Plans for estate planning

Financial experts say that universal life plans are most appropriate for estate planning. This includes accommodating the wishes of the well-heeled to preserve their wealth so as to leave behind a meaningful legacy for future generations or charities.

Said Albert Lam, investment director at IPP Financial Advisers: “One key advantage is that a universal life policy is not an off-the-shelf product.
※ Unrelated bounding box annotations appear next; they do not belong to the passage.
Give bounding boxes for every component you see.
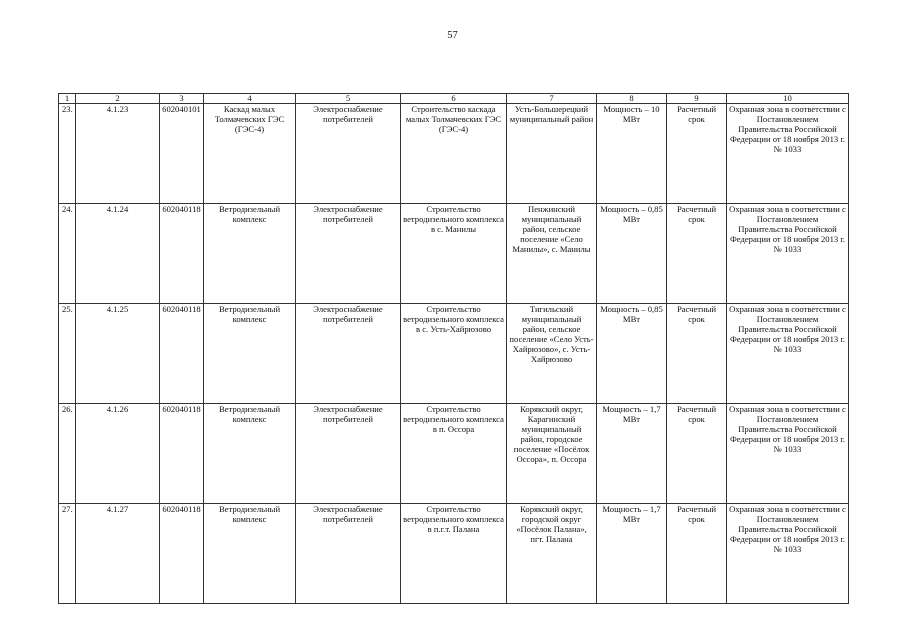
row-number: 24. [59, 204, 76, 304]
implementation-term: Расчетный срок [667, 504, 727, 604]
object-location: Пенжинский муниципальный район, сельское поселение «Село Манилы», с. Манилы [507, 204, 597, 304]
object-purpose: Электроснабжение потребителей [296, 504, 401, 604]
column-header: 4 [204, 94, 296, 104]
column-header: 7 [507, 94, 597, 104]
object-location: Тигильский муниципальный район, сельское поселение «Село Усть-Хайрюзово», с. Усть-Хайрюзово [507, 304, 597, 404]
object-name: Каскад малых Толмачевских ГЭС (ГЭС-4) [204, 104, 296, 204]
object-name: Ветродизельный комплекс [204, 504, 296, 604]
table-row [59, 504, 849, 604]
object-characteristics: Мощность – 1,7 МВт [597, 504, 667, 604]
planned-activity: Строительство ветродизельного комплекса в п. Оссора [401, 404, 507, 504]
protection-zone: Охранная зона в соответствии с Постановлением Правительства Российской Федерации от 18 ноября 2013 г. № 1033 [727, 104, 849, 204]
object-name: Ветродизельный комплекс [204, 304, 296, 404]
planned-activity: Строительство каскада малых Толмачевских ГЭС (ГЭС-4) [401, 104, 507, 204]
object-name: Ветродизельный комплекс [204, 404, 296, 504]
object-location: Корякский округ, Карагинский муниципальный район, городское поселение «Посёлок Оссора», п. Оссора [507, 404, 597, 504]
implementation-term: Расчетный срок [667, 304, 727, 404]
object-location: Корякский округ, городской округ «Посёлок Палана», пгт. Палана [507, 504, 597, 604]
protection-zone: Охранная зона в соответствии с Постановлением Правительства Российской Федерации от 18 ноября 2013 г. № 1033 [727, 304, 849, 404]
classifier-code: 602040118 [160, 504, 204, 604]
table-row [59, 204, 849, 304]
column-header: 1 [59, 94, 76, 104]
column-header: 6 [401, 94, 507, 104]
planned-activity: Строительство ветродизельного комплекса в п.г.т. Палана [401, 504, 507, 604]
column-header: 10 [727, 94, 849, 104]
object-characteristics: Мощность – 1,7 МВт [597, 404, 667, 504]
column-header: 2 [76, 94, 160, 104]
planned-activity: Строительство ветродизельного комплекса в с. Манилы [401, 204, 507, 304]
object-code: 4.1.25 [76, 304, 160, 404]
object-code: 4.1.23 [76, 104, 160, 204]
column-header: 9 [667, 94, 727, 104]
protection-zone: Охранная зона в соответствии с Постановлением Правительства Российской Федерации от 18 ноября 2013 г. № 1033 [727, 204, 849, 304]
column-header: 5 [296, 94, 401, 104]
classifier-code: 602040118 [160, 404, 204, 504]
object-purpose: Электроснабжение потребителей [296, 204, 401, 304]
classifier-code: 602040118 [160, 204, 204, 304]
object-name: Ветродизельный комплекс [204, 204, 296, 304]
implementation-term: Расчетный срок [667, 204, 727, 304]
protection-zone: Охранная зона в соответствии с Постановлением Правительства Российской Федерации от 18 ноября 2013 г. № 1033 [727, 504, 849, 604]
object-characteristics: Мощность – 0,85 МВт [597, 304, 667, 404]
object-purpose: Электроснабжение потребителей [296, 304, 401, 404]
facilities-table [58, 93, 849, 604]
object-location: Усть-Большерецкий муниципальный район [507, 104, 597, 204]
classifier-code: 602040101 [160, 104, 204, 204]
column-header: 3 [160, 94, 204, 104]
object-purpose: Электроснабжение потребителей [296, 404, 401, 504]
table-row [59, 404, 849, 504]
object-code: 4.1.27 [76, 504, 160, 604]
object-purpose: Электроснабжение потребителей [296, 104, 401, 204]
header-row [59, 94, 849, 104]
object-code: 4.1.24 [76, 204, 160, 304]
planned-activity: Строительство ветродизельного комплекса в с. Усть-Хайрюзово [401, 304, 507, 404]
column-header: 8 [597, 94, 667, 104]
page-number: 57 [447, 30, 458, 41]
table-row [59, 304, 849, 404]
implementation-term: Расчетный срок [667, 404, 727, 504]
protection-zone: Охранная зона в соответствии с Постановлением Правительства Российской Федерации от 18 ноября 2013 г. № 1033 [727, 404, 849, 504]
object-characteristics: Мощность – 0,85 МВт [597, 204, 667, 304]
row-number: 27. [59, 504, 76, 604]
classifier-code: 602040118 [160, 304, 204, 404]
object-code: 4.1.26 [76, 404, 160, 504]
row-number: 26. [59, 404, 76, 504]
object-characteristics: Мощность – 10 МВт [597, 104, 667, 204]
row-number: 25. [59, 304, 76, 404]
implementation-term: Расчетный срок [667, 104, 727, 204]
row-number: 23. [59, 104, 76, 204]
table-row [59, 104, 849, 204]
It can be tailor-made to suit the needs of customers.”

He gave the example of a grandparent, aged 60, who purchased a universal life policy for S$400,000 (RM900,000) on the life of his son, aged 30. The sum assured was S$2mil (RM4.7mil) and it was meant to provide protection to his grandchild upon the death of his parent.

If the parent did not pass away, the policy provides the flexibility of paying out a pre-agreed percentage of the premium on an annual basis when the grandchild reaches 18 or 21 years of age for the next decade or so. This can be used to fund the grandchild’s university education or supplement his salary in the initial years of employment.

Other uses of universal life plans include retirement planning, where one’s wealth may be enhanced through the plan’s benefits. Such plans are also used as collateral for banking facilities, and to fund business succession planning where key personnel are insured.

Given the huge premiums required to kick-start a universal life plan and to keep it in force, the target market for such products is primarily the mass affluent and HNWIs.

“These people would be looking for a life policy that is more flexible and has the potential to accumulate larger cash benefits,” said Lim. It appears that such products are more suitable for older investors, who are around 50 or older.